Le operatrici della coop Polis annunciano un ricorso in tribunale
PESCARA. Le 45 educatrici che affiancano gli studenti disabili delle scuole superiori di Pescara e provincia minacciano di portare nelle aule del tribunale la cooperativa Polis di Perugia. Lo strappo tra le professioniste e i responsabili della società, che gestisce il servizio da marzo dell'anno scorso, c'è stato a gennaio quando, nonostante un accordo sottoscritto da Unione sindacale di base (Usb) e Cgil, la coop ha comunicato alle educatrici la decurtazione del 3 per cento dallo stipendio lordo.
«La Polis di Perugia», rimarca Antonio Buttiglione, segretario regionale Usb, «non rispetta le clausole firmate il 15 marzo 2015 a tutela delle lavoratrici. Precisiamo che questa percentuale era già stata calcolata dalla coop Polis per aggiudicarsi la gara d'appalto al ribasso economico con la Provincia di Pescara. Quello che ci preoccupa maggiormente è come la Provincia abbia potuto assegnare il servizio a una società che da tre anni dichiata lo stato di crisi per «imprevisti mancati rinnovi appalti» mettendo a rischio il lavoro e l'integrità salariale delle operatrici».
Le 45 educatrici assicurano un servizio ai ragazzi diversamente abili delle superiori, in aggiunta alle ore di sostegno, che rappresenta quindi un supporto fondamentale alla didattica ordinaria e alle lezioni fuori dai banchi di scuola.

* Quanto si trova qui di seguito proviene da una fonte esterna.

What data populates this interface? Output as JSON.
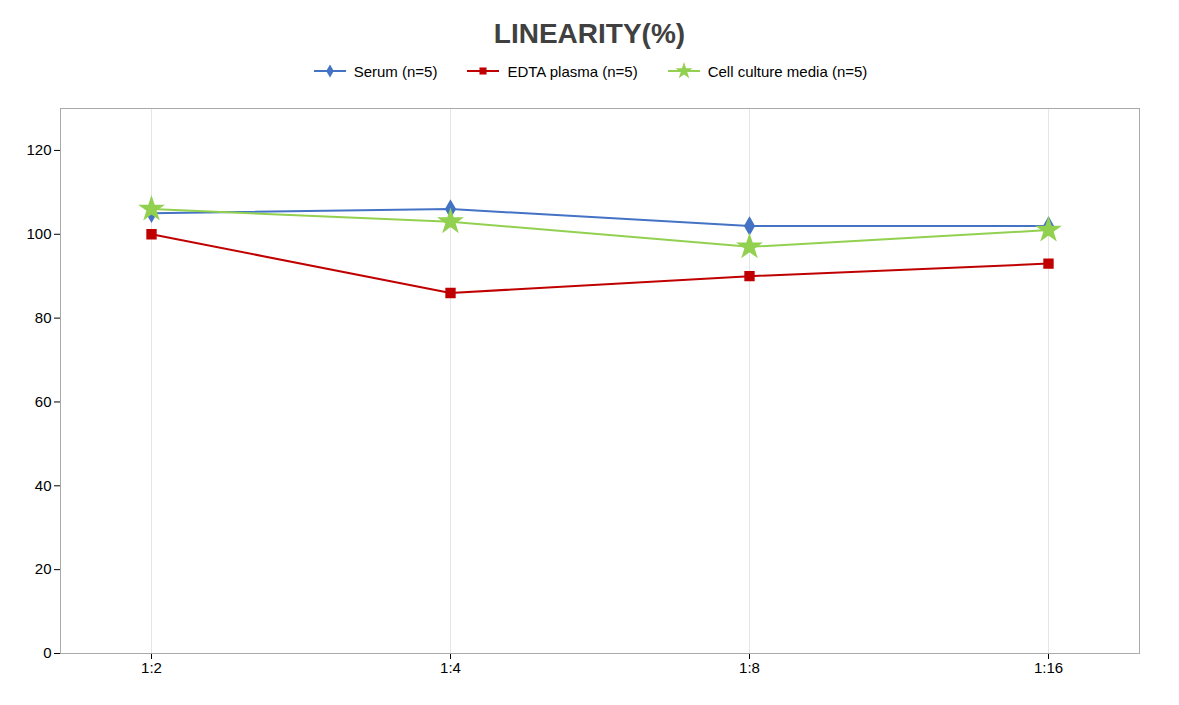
{
  "chart_data": {
    "type": "line",
    "title": "LINEARITY(%)",
    "categories": [
      "1:2",
      "1:4",
      "1:8",
      "1:16"
    ],
    "series": [
      {
        "name": "Serum (n=5)",
        "values": [
          105,
          106,
          102,
          102
        ],
        "color": "#4472C4",
        "marker": "diamond"
      },
      {
        "name": "EDTA plasma (n=5)",
        "values": [
          100,
          86,
          90,
          93
        ],
        "color": "#C00000",
        "marker": "square"
      },
      {
        "name": "Cell culture media (n=5)",
        "values": [
          106,
          103,
          97,
          101
        ],
        "color": "#92D050",
        "marker": "star"
      }
    ],
    "ylim": [
      0,
      130
    ],
    "yticks": [
      0,
      20,
      40,
      60,
      80,
      100,
      120
    ],
    "grid": "x",
    "legend": "top"
  }
}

Come spiegano le dirette interessate, quando l’assistenza specialistica è passata dalle competenze del Comune a quella della Provincia, e c'è stato quindi bisogno di una nuova gara d'appalto, la coop Polis di Perugia vincitrice del bando ha chiesto alle lavoratrici di diventare socie e di decurtare ogni mese il 3 per cento dalle loro buste paga. Solo al termine di un'estenuante trattativa tra Usb e Cgil, da un lato, e responsabili della società dall'altro, si è stabilito che le operatrici diventassero socie senza applicare il taglio salariale.
«Invece», prosegue Buttiglione, «da gennaio, la coop non rispetta l'accordo e decurtato alle socie-dipendenti una trattenuta a fondo perduto sullo stipendio lordo del 3 per cento. A questo punto, ci riserviamo di agire per vie legali. Chiediamo inoltre alla Provincia un incontro per definire le intenzioni dell'ente sul prossimo appalto che dovrà garantire continuità del servizio, posto che il contratto con Polis scadrà a giugno». (y.g.)